Dans la deuxième partie, de Gaulejac essaie de comprendre pourquoi et comment la société se laisse « contaminer » par l’idéologie gestionnaire. Née dans l’entreprise, elle tend à se répandre dans les secteurs publics et dans le monde non marchand. « Aujourd’hui, tout se gère, les villes, les administrations, les institutions, mais également la famille, les relations amoureuses, la sexualité, jusqu’aux sentiments et aux émotions. » Chaque individu est invité à devenir l’entrepreneur de sa propre vie. L’humain devient un capital qu’il convient de rendre productif.

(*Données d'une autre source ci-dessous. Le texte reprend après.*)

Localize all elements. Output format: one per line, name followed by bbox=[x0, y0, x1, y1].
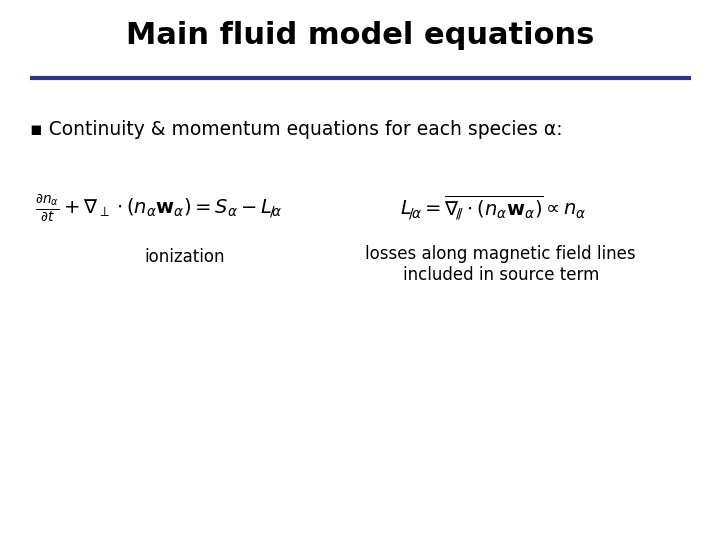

Le slogan « la rentabilité ou la mort » décrit une quête de performance mortifère. La gestion détruit continuellement ce qu’elle produit par nécessité de produire autre chose. Au niveau des individus, chacun se perd dans une quête de sens et de reconnaissance jamais satisfaite, « à l’image d’une compétition sans limites qui génère un sentiment de harcèlement généralisé ». De Gaulejac achève son ouvrage en nous invitant à repenser la gestion comme un instrument de construction d’un monde commun où le lien importe plus que le bien.    

« Dans l’entreprise hypermoderne, l’objet du contrôle tend à se déplacer du corps vers la psyché, de l’activité physique à l’activité mentale : plutôt qu’encadrer les corps, on cherche à canaliser les pulsions et contrôler les esprits. L’entreprise attend de ses employés qu’ils se dévouent « corps et âmes ». Sur le plan psychologique, on passe d’un système fondé sur la sollicitation du Surmoi, le respect de l’autorité, l’exigence d’obéissance, la culpabilité, à un système fondé sur l’utilisation de l’Idéal du Moi, l’exigence d’excellence, l’idéal de toute puissance, la crainte d’échouer, la recherche de satisfaction narcissique. L’identification à l’entreprise et son idéalisation suscitent la mobilisation psychique attendue. Chacun se vit comme son propre patron. Les agents s’autocontrôlent, s’auto-exploitent. La puissance de l’entreprise à laquelle ils s’identifient leur permet de croire à une toute puissance individuelle, celle d’un Moi en incessante expansion n rencontrant pas de limites. Mais si les satisfactions sont profondes, les exigences le sont également. L’individu doit se consacrer entièrement à son travail, tout sacrifier à sa carrière. » (p.93).  

        

L’intérêt pour les soignants

Une lecture qui loin de nous déprimer aurait pu être revigorante pour nous, soignants, à la tête si peu politique, à la condition d’oublier que l’ouvrage a vingt ans et que ce que décrit de Gaulejac a largement empiré pendant ces vingt dernières années. Nous sommes tombés dans tous les pièges, la démarche Qualité a prospéré, nous nous sommes épuisés à freiner, résister ou au contraire satisfaire aux exigences de l’idéologie gestionnaire.

Il semble que depuis la crise covidienne les nouvelles générations soient moins intéressées par cette course à la toute-puissance, par le sacrifice de soi. Est-ce une preuve de maturité, une réponse désespérée pour sauver ce qui peut l’être ou un nouvel avatar du néolibéralisme ?

Interview de Vincent de Gaulejac https://www.youtube.com/watch?v=SnFsq08gsTg

Dominique Friard

Notes :

De GAULEJAC (V), La société malade de la gestion, idéologie gestionnaire, pouvoir managérial et harcèlement moral, Seuil, Paris, 2005.

De GAULEJAC (V), La névrose de classe, Hommes et groupes, Paris, 1987.

DE GAULEJAC (V) AUBERT (N), Le coût de l’excellence, Seuil, Paris, 1991.

De GAULEJAC (V), TABOADA-LEONETTI (I), La lutte des places, Desclée de Brouwer, Paris, 1994.